Deborah C Langley
I am Deborah C. Langley, with the promise of love and drama. My first five books—”Love Lust and Lies, “Stardom,” “Love Lust and Lies Two,” “Sex Secrets and Scandal,” and “Temptation Sealed”—have found a loyal readership. I sincerely hope they find them enjoyable and exciting. More than that, I desperately hope they will keep reading and believing in me and my stories.
Because beneath the perfectly coiffed author photo on the back of those books, behind the carefully crafted social media persona, sits Deborah Langley, a slightly more anxious, somewhat more insecure version of the girl who dreamed of this moment.
Even now, a wave of nausea washes over me every time I think about the release. Will they like it? Will it resonate? Will it bomb, leaving me a forgotten footnote in romance fiction? I take a deep breath, trying to channel the unwavering conviction of my heroines. They wouldn’t crumble under pressure; they’d face it head-on, armed with quick wit and a heart full of hope.
The truth is, being a successful author was all I ever wanted. I wasn’t one of those people who stumbled into their passion later in life. I knew, with a certainty that bordered on stubbornness, that I was meant to tell stories.
I always had a good imagination—and I still do. I’m practically tripping over plots when I go anywhere with a pad to the ready, turning little snippets into tales of forbidden love.
That imagination was where I grew up. I was the designated storyteller. During summer afternoons baked in the humid heat, I was the kid who directed our adventures with an iron fist and a boundless supply of fantastical ideas.
We were (rock bands on tour ), at the races with speedy horses (and my favourite, King Kong), whatever I could conjure up on the spot. I remember my friends hanging on my every word, eagerly playing her parts, trusting I would lead her to a thrilling climax. That trust was intoxicating.
To me, the games weren’t just games—they were rehearsals. (Rock bands on tour) were on my stage. I learned to craft compelling characters, build suspense, and create resolutions that left everyone satisfied. Most importantly, I knew the power of twists and turns in my stories.
Now, all these many years later, with my childhood adventures long behind me, I still feel that same exhilaration when words flow from my fingertips, when characters come alive on the page when I can transport a reader to another world, even if just for a few hours.
But success, I’ve discovered, isn’t just about crafting a good story. It’s about marketing, networking, and constantly fighting the insidious voice of self-doubt that whispers in your ear. And lately, that voice has been getting louder.
The launch party for “Love Lust and Lies ” was exciting. I had booked Waterstone, a bookstore in Blackpool. I had carefully rehearsed a speech, and my heart was full of hope—and just a tiny sliver of terror.
As I look out at the Blackpool skyline, I realise I am still that little girl spinning yarns in the Rock Stars on tour. The only difference is that the stakes are higher. Now, my audience is more significant, and their expectations are more extraordinary.
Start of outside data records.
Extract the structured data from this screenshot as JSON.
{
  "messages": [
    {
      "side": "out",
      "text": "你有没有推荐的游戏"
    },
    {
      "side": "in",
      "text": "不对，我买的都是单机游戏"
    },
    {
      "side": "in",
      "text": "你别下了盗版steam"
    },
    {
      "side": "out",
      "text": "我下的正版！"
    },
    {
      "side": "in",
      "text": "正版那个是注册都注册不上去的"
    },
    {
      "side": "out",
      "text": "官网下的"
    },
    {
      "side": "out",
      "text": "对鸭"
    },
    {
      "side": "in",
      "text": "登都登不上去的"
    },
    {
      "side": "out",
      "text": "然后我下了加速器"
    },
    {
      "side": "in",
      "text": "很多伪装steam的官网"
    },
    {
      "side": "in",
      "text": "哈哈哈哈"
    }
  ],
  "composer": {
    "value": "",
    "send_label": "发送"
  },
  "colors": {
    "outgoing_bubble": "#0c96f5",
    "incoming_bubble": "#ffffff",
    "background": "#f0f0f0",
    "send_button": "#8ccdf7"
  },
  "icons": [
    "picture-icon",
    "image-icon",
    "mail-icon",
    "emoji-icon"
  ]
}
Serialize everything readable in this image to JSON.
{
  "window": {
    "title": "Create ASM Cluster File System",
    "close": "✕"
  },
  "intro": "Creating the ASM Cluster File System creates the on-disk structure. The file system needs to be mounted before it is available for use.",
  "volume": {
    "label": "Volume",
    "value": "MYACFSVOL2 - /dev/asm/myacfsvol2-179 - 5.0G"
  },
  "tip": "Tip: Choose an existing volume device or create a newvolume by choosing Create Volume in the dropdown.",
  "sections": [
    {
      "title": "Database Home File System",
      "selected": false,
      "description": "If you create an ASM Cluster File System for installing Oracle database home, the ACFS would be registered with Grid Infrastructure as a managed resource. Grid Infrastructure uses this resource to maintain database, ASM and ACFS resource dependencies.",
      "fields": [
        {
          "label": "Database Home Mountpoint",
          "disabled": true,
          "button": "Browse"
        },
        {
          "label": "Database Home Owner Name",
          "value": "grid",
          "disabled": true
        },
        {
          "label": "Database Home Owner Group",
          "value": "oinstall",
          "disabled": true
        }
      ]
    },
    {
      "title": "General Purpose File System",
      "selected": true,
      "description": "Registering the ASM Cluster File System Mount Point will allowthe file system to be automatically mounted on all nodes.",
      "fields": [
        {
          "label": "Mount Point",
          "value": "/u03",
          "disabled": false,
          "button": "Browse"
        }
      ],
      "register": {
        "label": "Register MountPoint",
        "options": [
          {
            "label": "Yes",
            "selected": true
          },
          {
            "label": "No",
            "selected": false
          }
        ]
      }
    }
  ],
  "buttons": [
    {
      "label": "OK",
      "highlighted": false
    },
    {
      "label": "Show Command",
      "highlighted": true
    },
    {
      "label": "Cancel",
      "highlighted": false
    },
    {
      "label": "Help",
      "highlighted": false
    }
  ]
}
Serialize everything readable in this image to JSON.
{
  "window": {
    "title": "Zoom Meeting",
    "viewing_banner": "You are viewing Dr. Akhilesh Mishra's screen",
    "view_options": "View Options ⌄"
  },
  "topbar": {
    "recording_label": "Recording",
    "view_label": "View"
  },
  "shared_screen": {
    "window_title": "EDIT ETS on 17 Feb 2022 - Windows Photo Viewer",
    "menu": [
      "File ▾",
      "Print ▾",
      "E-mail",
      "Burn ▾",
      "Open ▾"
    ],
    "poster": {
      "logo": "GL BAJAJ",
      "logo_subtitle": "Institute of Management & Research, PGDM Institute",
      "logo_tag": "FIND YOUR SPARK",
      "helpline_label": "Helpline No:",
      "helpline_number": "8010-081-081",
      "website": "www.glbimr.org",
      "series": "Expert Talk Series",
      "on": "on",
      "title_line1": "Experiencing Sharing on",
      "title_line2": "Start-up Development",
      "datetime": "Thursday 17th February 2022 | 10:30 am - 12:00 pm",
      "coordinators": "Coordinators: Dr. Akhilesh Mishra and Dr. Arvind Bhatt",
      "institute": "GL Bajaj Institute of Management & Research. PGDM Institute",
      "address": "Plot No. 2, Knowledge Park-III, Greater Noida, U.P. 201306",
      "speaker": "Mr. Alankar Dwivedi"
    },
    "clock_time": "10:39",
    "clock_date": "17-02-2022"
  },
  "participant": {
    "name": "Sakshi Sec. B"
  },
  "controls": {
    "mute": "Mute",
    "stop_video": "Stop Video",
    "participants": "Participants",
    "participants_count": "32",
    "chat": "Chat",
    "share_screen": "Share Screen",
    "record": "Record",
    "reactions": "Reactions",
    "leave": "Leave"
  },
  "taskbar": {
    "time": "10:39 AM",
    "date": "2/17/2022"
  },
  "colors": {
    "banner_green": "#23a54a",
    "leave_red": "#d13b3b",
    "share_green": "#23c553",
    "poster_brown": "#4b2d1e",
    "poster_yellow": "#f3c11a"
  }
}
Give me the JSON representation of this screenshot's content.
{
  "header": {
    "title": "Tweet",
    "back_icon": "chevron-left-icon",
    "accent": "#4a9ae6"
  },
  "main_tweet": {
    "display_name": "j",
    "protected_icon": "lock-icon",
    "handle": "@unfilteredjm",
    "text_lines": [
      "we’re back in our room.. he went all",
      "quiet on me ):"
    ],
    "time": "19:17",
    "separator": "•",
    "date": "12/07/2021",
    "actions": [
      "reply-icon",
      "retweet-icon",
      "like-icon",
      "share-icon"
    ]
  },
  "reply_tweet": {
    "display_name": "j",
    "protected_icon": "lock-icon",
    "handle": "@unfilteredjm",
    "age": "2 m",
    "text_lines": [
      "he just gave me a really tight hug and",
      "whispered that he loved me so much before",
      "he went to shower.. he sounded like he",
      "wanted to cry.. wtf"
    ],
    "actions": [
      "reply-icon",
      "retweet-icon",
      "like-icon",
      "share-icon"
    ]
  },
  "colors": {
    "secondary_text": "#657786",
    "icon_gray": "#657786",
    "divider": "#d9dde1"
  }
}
But I also know that I have something unique: a belief in the power of love, a knack for creating characters that readers can connect with, and an imagination that refuses to be tamed.
Reflecting on those summer afternoons, I hear my friend’s voice echoing in my memory. “What happens next, Deb?” she’d ask, their eyes wide with anticipation.
And I think, “I’m about to show you.”
Because Deborah C. Langley, author of romance novels, is just getting started. And I sure as hell hope you keep reading.